Defendant pleaded guilty and agreed to an aggregate sentence of 5 to 10 years at a time when his attorney, the prosecutor and the court were all under the mistaken impression that the maximum aggregate sentence that could be imposed in this case was 5 1/2 to 11 years. However, it is now undisputed that the maximum aggregate sentence permitted was 4 5/6 to 11 years. Defendant brought a motion to vacate judgment and set aside sentence pursuant to CPL 440.10 and 440.20, respectively, and the court granted the motion to the extent of reducing defendant's sentences so that the aggregate term became 4½ to 10 years.
We conclude that defendant's plea was voluntary and that he received effective assistance of counsel. Counsel's slight miscalculation of defendant's sentence exposure, shared by the court and prosecutor, did not fall outside the range of competence required of an attorney (People v. Modica, 64 N.Y.2d 828; see also McMann v. Richardson, 397 U.S. 759, 711). Furthermore, counsel's error did not cause any prejudice (see Hill v. Lockhart, 474 U.S. 52). The record warrants the conclusion that there is no reasonable possibility that defendant would have insisted on a trial had he known that the correct sentence exposure was 4-5/6 to 11 years instead of 5½ to 11 years. Finally, the reduction of sentence provided an appropriate remedy. The new aggregate term was lower than the correctly calculated maximum exposure, in approximate proportion to the relationship between the original aggregate term and the miscalculated exposure.

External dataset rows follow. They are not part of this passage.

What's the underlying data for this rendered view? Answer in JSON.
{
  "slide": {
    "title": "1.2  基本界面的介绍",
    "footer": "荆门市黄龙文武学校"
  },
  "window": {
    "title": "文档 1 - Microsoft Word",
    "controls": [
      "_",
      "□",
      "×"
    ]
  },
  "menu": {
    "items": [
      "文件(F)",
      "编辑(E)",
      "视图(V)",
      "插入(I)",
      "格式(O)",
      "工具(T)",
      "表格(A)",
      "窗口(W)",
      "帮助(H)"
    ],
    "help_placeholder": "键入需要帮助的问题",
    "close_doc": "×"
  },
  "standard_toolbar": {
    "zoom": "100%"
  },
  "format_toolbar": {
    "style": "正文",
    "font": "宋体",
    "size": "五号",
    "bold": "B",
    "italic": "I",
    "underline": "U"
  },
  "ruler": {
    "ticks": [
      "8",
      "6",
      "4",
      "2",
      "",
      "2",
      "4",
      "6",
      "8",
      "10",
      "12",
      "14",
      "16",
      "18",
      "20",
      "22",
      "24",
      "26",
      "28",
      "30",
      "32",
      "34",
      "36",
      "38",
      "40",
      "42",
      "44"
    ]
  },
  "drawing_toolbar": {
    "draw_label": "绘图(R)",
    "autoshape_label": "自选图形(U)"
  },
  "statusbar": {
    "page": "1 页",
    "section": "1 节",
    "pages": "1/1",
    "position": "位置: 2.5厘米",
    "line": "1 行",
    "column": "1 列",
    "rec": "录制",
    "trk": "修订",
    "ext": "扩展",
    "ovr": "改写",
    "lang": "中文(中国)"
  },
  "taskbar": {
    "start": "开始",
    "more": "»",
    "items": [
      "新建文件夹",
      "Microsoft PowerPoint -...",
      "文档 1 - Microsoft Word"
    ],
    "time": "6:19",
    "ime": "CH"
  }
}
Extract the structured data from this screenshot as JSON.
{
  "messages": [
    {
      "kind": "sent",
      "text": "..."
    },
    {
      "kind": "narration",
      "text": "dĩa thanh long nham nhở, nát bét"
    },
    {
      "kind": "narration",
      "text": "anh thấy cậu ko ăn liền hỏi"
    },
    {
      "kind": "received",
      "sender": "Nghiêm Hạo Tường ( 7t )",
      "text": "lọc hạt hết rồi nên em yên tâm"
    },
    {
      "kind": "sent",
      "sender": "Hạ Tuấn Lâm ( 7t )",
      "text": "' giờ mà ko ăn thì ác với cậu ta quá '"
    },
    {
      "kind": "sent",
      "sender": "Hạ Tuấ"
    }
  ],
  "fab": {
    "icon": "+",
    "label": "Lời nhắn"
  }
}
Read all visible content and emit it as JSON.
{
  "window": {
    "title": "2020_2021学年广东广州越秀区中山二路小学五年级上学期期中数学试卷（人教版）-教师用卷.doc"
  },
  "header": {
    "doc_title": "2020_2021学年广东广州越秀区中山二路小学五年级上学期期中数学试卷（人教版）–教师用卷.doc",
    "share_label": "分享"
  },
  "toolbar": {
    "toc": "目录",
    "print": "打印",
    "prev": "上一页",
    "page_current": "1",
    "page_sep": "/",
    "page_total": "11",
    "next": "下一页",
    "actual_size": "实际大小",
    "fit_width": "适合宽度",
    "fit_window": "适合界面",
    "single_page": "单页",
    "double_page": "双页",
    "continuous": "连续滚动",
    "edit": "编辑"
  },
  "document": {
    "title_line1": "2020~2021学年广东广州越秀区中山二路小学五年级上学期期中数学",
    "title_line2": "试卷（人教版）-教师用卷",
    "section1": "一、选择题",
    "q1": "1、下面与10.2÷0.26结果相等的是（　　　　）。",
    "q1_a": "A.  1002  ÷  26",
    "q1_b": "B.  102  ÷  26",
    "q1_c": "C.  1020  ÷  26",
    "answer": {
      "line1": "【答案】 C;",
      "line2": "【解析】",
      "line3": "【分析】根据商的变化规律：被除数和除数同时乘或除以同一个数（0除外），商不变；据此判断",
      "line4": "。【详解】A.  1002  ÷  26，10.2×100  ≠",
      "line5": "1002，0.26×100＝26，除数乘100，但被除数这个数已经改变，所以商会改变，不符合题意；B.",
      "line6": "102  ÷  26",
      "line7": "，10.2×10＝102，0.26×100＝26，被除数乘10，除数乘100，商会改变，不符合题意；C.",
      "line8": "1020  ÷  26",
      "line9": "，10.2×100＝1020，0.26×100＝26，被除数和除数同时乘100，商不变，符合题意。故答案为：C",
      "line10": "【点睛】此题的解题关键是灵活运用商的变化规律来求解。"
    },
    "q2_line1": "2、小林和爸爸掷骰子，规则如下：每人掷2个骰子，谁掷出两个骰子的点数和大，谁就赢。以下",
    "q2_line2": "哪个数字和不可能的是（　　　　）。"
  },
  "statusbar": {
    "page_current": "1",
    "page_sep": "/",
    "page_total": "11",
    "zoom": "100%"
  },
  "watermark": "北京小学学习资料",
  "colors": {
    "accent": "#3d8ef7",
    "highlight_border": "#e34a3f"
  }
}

Nothing in defendant's plea allocution casts doubt on his guilt ( see People v. Toxey, 86 N.Y.2d 725). After initially denying driving while intoxicated, an essential element of the vehicular manslaughter and assault charges, defendant then agreed with the court's factual recitations, including the fact that his blood alcohol level was well over the standard of intoxication. Accordingly, his intoxication can be reasonably inferred from the facts he admitted ( see People v. McGowen, 42 N.Y.2d 905).
We have considered and rejected defendant's remaining arguments.
THIS CONSTITUTES THE DECISION AND ORDER OF THE SUPREME COURT, APPELLATE DIVISION, FIRST DEPARTMENT.